The three major epicardial coronary arteries and their infarct territories:
| Artery | Frequency | Infarct Territory |
|---|
| Left Anterior Descending (LAD) | 40–50% | Anterior LV wall, anterior septum, apex |
| Right Coronary Artery (RCA) | 30–40% | Inferior/posterior LV wall, posterior septum |
| Left Circumflex (LCX) | 15–20% | Lateral LV wall |
Plaques tend to cluster in the first few centimeters of the LAD and LCX — these are the highest-risk segments.
Types of Myocardial Infarction Based on Clot
| Type | Mechanism | Morphology |
|---|
| STEMI (Transmural MI) | Complete coronary occlusion by thrombus | Full-thickness necrosis across LV wall |
| NSTEMI (Subendocardial MI) | Partial occlusion, or thrombus that lyses spontaneously/therapeutically | Necrosis limited to innermost zone of myocardium |
| Microinfarction | Small emboli from the thrombus, vasospasm, or vasculitis | Scattered focal necrosis in intramural vessels |
Phase 2 — Mural Thrombus: A Complication AFTER MI
Once the myocardium is infarcted (dead), a second clot can form inside the heart chamber itself:
- Large anterior MI with reduced left ventricular ejection fraction and apical wall-motion abnormality → blood pools and stagnates over the damaged, dyskinetic wall
- The inflamed, injured endocardium over the necrotic zone is prothrombotic
- A mural (intracavitary) thrombus forms on the inner wall of the left ventricle
- Within 4 weeks of acute MI, ~2.5% of patients suffer a stroke from embolization of this thrombus to the brain
Detection: Contrast-enhanced echocardiography; cardiac MRI (most sensitive)
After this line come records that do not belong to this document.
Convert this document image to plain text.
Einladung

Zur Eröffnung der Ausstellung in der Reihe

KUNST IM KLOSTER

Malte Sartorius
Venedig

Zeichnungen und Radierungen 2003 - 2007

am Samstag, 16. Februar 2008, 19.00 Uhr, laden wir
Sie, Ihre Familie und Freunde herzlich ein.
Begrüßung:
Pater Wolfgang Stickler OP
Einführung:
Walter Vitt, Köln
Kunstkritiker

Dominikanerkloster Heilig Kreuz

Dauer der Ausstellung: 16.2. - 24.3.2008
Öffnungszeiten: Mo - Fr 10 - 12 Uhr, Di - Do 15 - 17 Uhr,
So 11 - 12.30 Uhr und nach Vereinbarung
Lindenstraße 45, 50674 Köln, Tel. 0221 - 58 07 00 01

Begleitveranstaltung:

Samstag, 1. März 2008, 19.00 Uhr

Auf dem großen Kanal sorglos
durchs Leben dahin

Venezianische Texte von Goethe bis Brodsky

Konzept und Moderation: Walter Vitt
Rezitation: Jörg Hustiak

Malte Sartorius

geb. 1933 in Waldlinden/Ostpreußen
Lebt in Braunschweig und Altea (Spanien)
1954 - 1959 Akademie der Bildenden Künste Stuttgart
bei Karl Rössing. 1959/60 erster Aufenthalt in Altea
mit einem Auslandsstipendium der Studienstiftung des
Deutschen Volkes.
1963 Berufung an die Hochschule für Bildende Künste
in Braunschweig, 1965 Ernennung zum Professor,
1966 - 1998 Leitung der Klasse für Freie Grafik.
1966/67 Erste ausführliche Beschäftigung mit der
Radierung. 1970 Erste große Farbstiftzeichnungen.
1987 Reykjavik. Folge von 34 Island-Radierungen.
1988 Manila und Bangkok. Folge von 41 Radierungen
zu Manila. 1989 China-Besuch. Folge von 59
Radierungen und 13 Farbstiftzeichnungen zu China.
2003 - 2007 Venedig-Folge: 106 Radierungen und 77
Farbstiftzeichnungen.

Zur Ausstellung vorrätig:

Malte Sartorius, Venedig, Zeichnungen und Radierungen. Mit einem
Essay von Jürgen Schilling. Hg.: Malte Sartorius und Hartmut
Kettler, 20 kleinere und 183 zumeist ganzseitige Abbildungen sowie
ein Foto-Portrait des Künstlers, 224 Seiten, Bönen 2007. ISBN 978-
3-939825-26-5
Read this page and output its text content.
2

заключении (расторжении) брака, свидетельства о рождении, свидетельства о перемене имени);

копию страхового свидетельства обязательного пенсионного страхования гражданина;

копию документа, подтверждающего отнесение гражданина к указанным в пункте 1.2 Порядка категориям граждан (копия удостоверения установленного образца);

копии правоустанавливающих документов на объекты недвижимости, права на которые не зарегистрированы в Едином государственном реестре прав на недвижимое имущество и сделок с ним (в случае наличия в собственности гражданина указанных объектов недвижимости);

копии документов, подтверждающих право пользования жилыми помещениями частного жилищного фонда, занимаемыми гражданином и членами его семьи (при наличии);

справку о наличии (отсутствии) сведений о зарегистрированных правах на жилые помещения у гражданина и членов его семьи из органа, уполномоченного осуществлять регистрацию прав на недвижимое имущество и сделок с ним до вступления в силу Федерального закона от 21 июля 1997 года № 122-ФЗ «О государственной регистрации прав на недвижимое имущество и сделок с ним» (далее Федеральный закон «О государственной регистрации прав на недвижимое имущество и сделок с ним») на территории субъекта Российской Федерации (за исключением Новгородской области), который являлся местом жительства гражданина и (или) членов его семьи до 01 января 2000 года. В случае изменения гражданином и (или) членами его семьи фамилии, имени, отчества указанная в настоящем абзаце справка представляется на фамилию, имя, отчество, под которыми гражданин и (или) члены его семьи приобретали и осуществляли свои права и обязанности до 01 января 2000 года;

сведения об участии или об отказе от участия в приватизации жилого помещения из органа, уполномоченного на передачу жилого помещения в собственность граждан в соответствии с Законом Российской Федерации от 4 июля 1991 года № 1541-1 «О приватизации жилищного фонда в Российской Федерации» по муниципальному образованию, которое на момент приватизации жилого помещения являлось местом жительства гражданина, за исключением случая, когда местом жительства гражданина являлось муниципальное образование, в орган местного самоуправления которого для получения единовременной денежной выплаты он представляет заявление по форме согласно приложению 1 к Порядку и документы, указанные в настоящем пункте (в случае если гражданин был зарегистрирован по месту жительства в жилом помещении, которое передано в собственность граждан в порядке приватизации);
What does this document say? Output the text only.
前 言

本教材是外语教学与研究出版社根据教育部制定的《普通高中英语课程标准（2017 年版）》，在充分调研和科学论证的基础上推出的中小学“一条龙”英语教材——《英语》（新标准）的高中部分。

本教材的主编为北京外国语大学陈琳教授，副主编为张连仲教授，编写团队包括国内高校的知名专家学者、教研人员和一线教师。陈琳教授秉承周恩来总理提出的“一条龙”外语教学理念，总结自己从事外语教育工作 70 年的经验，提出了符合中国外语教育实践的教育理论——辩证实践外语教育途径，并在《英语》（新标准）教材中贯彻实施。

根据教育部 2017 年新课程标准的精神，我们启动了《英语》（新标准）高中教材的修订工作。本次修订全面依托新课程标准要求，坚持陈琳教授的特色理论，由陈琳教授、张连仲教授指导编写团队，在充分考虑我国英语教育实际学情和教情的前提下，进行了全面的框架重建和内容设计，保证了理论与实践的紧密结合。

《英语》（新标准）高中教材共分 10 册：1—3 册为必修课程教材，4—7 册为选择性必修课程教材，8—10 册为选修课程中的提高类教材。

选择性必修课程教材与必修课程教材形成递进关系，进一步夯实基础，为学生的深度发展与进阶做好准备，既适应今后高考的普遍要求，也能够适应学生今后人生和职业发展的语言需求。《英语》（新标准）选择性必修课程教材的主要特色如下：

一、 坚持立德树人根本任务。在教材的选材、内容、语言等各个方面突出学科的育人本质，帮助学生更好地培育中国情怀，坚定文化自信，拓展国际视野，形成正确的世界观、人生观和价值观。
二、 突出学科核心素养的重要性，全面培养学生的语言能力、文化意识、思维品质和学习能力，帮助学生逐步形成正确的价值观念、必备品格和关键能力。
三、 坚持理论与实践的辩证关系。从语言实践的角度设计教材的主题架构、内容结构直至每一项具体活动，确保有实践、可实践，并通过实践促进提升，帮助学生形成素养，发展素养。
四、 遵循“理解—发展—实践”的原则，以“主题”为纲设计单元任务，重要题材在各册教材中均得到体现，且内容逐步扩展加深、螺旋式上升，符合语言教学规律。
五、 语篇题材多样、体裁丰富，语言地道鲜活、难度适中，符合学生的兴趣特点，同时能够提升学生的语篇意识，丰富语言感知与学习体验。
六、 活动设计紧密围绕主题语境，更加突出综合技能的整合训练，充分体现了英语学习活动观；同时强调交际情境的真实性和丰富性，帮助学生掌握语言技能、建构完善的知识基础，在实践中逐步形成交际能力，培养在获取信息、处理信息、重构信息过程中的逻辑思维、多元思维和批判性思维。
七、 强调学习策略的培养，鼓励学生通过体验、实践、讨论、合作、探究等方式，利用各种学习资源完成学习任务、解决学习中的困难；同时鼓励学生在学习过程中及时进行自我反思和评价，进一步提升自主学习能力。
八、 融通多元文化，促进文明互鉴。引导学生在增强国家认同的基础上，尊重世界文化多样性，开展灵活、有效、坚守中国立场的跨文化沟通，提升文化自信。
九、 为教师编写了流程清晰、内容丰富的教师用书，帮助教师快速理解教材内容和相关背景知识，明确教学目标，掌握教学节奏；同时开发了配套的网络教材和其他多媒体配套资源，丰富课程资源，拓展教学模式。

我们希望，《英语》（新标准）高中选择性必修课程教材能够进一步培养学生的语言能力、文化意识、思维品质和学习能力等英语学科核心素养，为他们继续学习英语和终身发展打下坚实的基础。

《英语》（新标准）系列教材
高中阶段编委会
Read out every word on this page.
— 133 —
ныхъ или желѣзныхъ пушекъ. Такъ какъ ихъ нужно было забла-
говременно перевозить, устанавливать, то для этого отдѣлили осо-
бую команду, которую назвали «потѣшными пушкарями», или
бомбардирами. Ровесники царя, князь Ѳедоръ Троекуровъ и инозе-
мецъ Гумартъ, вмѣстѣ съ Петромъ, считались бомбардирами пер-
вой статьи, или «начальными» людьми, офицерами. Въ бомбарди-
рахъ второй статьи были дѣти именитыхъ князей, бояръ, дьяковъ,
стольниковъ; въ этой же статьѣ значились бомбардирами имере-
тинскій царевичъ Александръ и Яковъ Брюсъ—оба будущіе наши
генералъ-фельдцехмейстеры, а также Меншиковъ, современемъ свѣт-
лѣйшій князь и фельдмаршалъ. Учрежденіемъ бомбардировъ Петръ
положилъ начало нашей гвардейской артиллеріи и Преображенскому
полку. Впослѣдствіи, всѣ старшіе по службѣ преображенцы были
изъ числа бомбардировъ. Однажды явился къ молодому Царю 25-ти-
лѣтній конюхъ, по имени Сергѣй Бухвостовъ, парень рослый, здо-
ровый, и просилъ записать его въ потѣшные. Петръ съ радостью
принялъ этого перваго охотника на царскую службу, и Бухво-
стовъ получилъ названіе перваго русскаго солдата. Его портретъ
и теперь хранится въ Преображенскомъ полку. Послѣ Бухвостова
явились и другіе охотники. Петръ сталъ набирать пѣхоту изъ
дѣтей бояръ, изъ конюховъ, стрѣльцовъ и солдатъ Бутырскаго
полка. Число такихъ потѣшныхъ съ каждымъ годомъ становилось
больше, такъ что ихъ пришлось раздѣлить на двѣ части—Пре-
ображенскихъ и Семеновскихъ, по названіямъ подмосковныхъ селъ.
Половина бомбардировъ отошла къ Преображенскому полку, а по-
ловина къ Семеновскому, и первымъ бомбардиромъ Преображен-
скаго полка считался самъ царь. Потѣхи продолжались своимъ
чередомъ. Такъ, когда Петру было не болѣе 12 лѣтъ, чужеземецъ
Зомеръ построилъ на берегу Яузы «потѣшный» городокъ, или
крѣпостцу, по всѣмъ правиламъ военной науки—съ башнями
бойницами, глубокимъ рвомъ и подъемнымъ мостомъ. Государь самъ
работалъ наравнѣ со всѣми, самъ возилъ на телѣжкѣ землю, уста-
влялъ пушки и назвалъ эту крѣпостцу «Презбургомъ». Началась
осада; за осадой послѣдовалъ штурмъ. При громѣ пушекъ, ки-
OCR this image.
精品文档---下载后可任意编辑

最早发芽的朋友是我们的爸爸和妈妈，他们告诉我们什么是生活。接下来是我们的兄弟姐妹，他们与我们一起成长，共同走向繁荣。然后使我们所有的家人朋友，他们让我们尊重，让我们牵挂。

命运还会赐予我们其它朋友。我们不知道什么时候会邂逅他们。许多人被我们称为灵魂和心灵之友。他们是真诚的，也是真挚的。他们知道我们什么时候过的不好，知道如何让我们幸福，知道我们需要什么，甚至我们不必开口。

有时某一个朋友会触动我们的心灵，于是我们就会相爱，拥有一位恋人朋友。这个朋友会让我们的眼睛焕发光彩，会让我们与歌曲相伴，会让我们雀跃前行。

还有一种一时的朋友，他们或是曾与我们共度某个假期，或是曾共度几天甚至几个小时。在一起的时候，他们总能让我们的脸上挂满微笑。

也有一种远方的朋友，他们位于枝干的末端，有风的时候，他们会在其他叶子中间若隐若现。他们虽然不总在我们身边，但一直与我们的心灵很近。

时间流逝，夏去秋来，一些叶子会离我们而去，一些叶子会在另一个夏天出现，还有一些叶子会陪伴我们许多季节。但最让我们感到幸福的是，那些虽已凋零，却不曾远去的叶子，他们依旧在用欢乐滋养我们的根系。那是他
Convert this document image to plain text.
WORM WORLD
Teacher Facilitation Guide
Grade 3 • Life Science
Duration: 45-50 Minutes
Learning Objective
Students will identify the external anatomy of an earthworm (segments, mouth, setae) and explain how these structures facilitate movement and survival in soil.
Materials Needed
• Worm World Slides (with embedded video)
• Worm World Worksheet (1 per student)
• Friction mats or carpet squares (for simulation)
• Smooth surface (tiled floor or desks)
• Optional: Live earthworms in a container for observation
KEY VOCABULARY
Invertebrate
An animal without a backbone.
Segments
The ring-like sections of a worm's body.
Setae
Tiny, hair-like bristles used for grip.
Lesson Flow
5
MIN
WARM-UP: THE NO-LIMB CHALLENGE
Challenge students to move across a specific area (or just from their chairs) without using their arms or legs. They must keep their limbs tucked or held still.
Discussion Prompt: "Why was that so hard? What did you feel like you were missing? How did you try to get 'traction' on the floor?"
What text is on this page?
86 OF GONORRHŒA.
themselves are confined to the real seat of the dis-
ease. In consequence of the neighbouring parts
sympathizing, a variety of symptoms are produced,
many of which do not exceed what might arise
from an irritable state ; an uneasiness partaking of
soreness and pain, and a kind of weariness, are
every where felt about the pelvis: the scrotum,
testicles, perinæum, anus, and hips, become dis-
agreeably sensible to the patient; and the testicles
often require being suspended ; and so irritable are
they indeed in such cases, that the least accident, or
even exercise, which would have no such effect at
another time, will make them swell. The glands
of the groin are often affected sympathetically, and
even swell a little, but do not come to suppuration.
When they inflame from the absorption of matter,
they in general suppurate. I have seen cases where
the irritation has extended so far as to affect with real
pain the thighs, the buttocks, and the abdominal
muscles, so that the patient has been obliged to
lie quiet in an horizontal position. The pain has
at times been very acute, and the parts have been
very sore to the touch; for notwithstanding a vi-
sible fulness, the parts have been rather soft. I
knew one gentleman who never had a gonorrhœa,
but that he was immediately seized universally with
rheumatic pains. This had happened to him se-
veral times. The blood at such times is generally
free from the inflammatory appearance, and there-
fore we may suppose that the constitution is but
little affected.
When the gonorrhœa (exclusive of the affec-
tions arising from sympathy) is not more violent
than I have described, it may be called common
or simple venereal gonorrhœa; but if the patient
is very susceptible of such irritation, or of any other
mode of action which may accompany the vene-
Treatment: Anticoagulation for 3–6 months (warfarin or DOAC)
Complications of the Clotting Process
| Complication | Mechanism |
|---|
| Systemic embolism/stroke | Mural thrombus fragments embolize to brain, limbs, gut |
| Coronary re-thrombosis | Re-occlusion after spontaneous or therapeutic thrombolysis |
| Ventricular aneurysm | Thinned infarcted wall bulges → stagnation → thrombus |
| Pericarditis | Inflammation of pericardium over necrotic zone |
| Arrhythmia, cardiac rupture, CHF | Direct ischemic complications |
Treatment Targeting the Clot
| Drug Class | Examples | Target |
|---|
| Antiplatelet | Aspirin, clopidogrel, ticagrelor, prasugrel | Platelet aggregation (thromboxane A2, P2Y12 pathway) |
| Anticoagulants (acute) | Heparin (UFH/LMWH), fondaparinux, bivalirudin | Coagulation cascade (thrombin/Xa) |
| Fibrinolytics (thrombolytics) | tPA (alteplase), streptokinase | Dissolve existing fibrin clot |
| Statins | Atorvastatin, rosuvastatin | Stabilize plaques, reduce inflammation, lower LDL |
| Long-term anticoagulation | Warfarin, apixaban | Mural thrombus post-MI, AF |
| Mechanical | PCI (stenting), CABG | Physically restore lumen patency |
Key insight from statins: They may benefit not just by lowering cholesterol, but by reducing plaque inflammation and stabilizing the fibrous cap, making it less likely to rupture.
Summary
In a heart attack, clotting occurs in two dangerous ways:
- Coronary thrombosis — a plaque in the coronary artery ruptures, platelets and fibrin rapidly clot over the exposed core, and the artery occludes, starving the heart muscle of oxygen → causes the MI
- Mural thrombus — after the MI, blood stagnates over the dead, dyskinetic wall → clot forms inside the heart chamber → can embolize and cause a stroke
Both are driven by the same fundamental triad: endothelial injury + abnormal flow + hypercoagulability — but acting at different locations and timescales.